8. SURRENDER OF SHARES & RIGHT
ISSUES
• Surrender of Shares:
– Surrender of shares refers to the voluntary return or relinquishment of shares by a shareholder to the
issuing company. Shareholders may choose to surrender their shares for various reasons, such as reducing
their investment in the company or addressing specific corporate actions.
– Companies may have policies and procedures in place for the surrender of shares, and the process may
involve formal documentation and approval from the company's board of directors.
• Rights Issue:
– A rights issue is a method through which a company offers its existing shareholders the right to buy
additional shares in proportion to their current holdings. This is a way for the company to raise additional
capital from its existing investor base.
– In a rights issue, shareholders are given the opportunity to subscribe to new shares at a predetermined
price. This allows existing shareholders to maintain their proportional ownership in the company.
– Shareholders can choose to exercise their rights, purchase additional shares, or sell their rights in the
market.
• Bonus Issue:
– A bonus issue, also known as a scrip issue or a capitalization issue, involves the issuance of additional shares
to existing shareholders without any cash payment. These shares are issued as a bonus based on the
number of shares the shareholder already holds.

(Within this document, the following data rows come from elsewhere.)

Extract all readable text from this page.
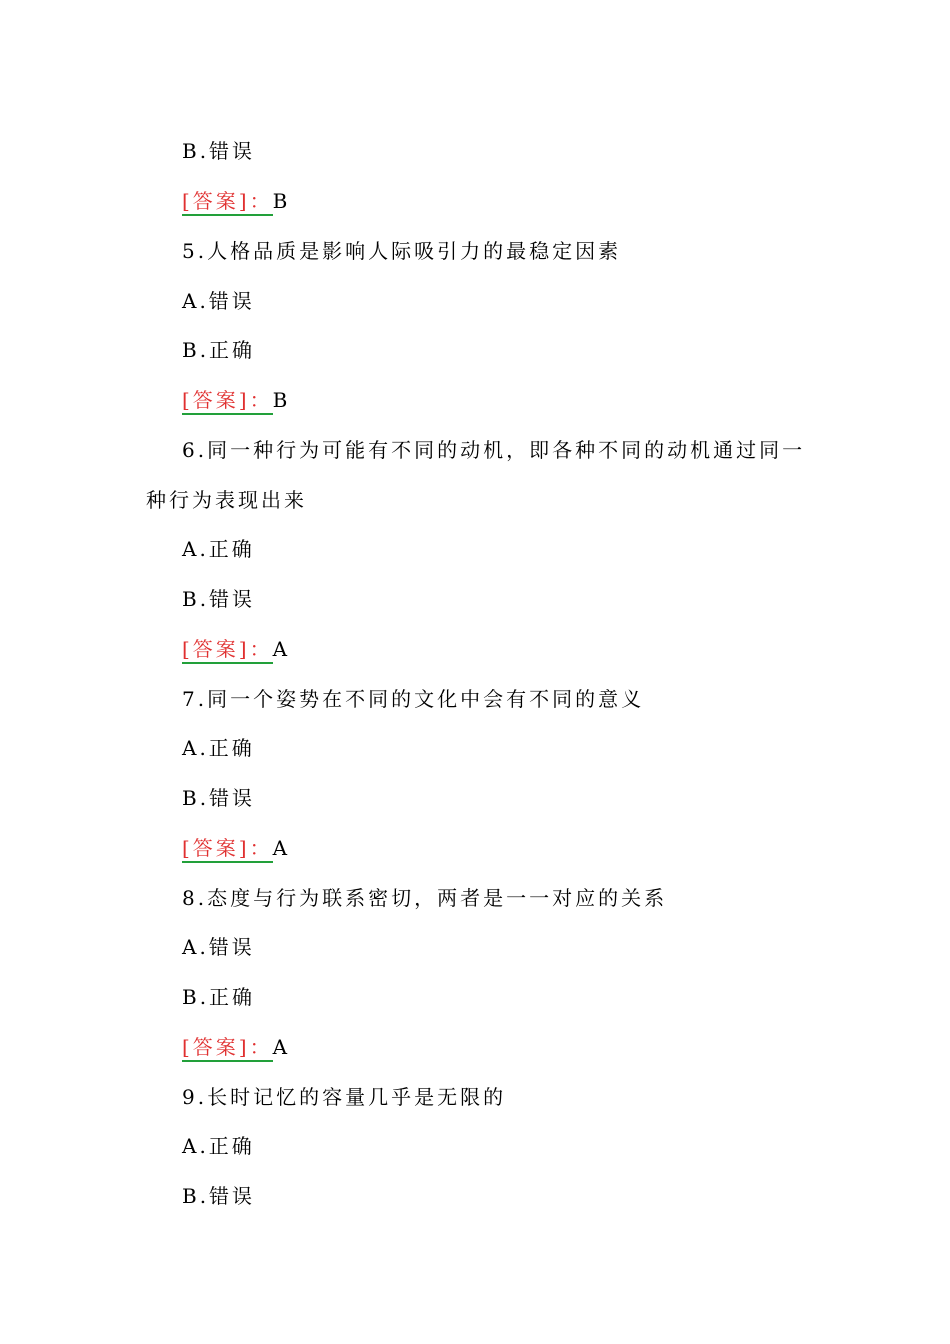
B.错误
[答案]：B
5.人格品质是影响人际吸引力的最稳定因素
A.错误
B.正确
[答案]：B
6.同一种行为可能有不同的动机，即各种不同的动机通过同一
种行为表现出来
A.正确
B.错误
[答案]：A
7.同一个姿势在不同的文化中会有不同的意义
A.正确
B.错误
[答案]：A
8.态度与行为联系密切，两者是一一对应的关系
A.错误
B.正确
[答案]：A
9.长时记忆的容量几乎是无限的
A.正确
B.错误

– The purpose of a bonus issue is to capitalize a portion of the company's reserves or accumulated profits,
converting them into share capital.
– While bonus issues increase the number of shares outstanding, they do not dilute the proportional
ownership of existing shareholders since they receive additional shares without any cash outlay.
9. Underwriting of shares
• Agreement:
– The issuing company and the underwriter enter into an underwriting agreement. This agreement outlines
the terms and conditions of the underwriting, including the number of shares to be issued, the price at
which they will be offered to the public, and the underwriter's compensation.
• Purchase of Shares:
– The underwriter agrees to purchase the entire issue of shares from the issuing company at a predetermined
price, known as the underwriting price. This price is often slightly lower than the expected market price to
provide an incentive for the underwriter to take on the risk.
• Risk Transfer:
– By purchasing the shares from the issuer, the underwriter assumes the risk of being unable to sell the shares
to investors at a profit. The underwriter is essentially taking on the risk of market fluctuations and the
demand for the shares.
• Resale to Investors:
– After acquiring the shares, the underwriter then resells them to investors through the public markets. This
can involve selling the shares to individual investors, institutional investors, or a combination of both.
• Underwriter's Compensation:
– The underwriter receives compensation for assuming the risk and facilitating the issuance. The
compensation is typically in the form of a fee or a percentage of the total value of the shares issued.
• Stabilization:
– In some cases, the underwriter may engage in stabilization activities to support the market price of the
newly issued shares. This can involve buying additional shares in the open market to prevent the price from
falling below the underwriting price.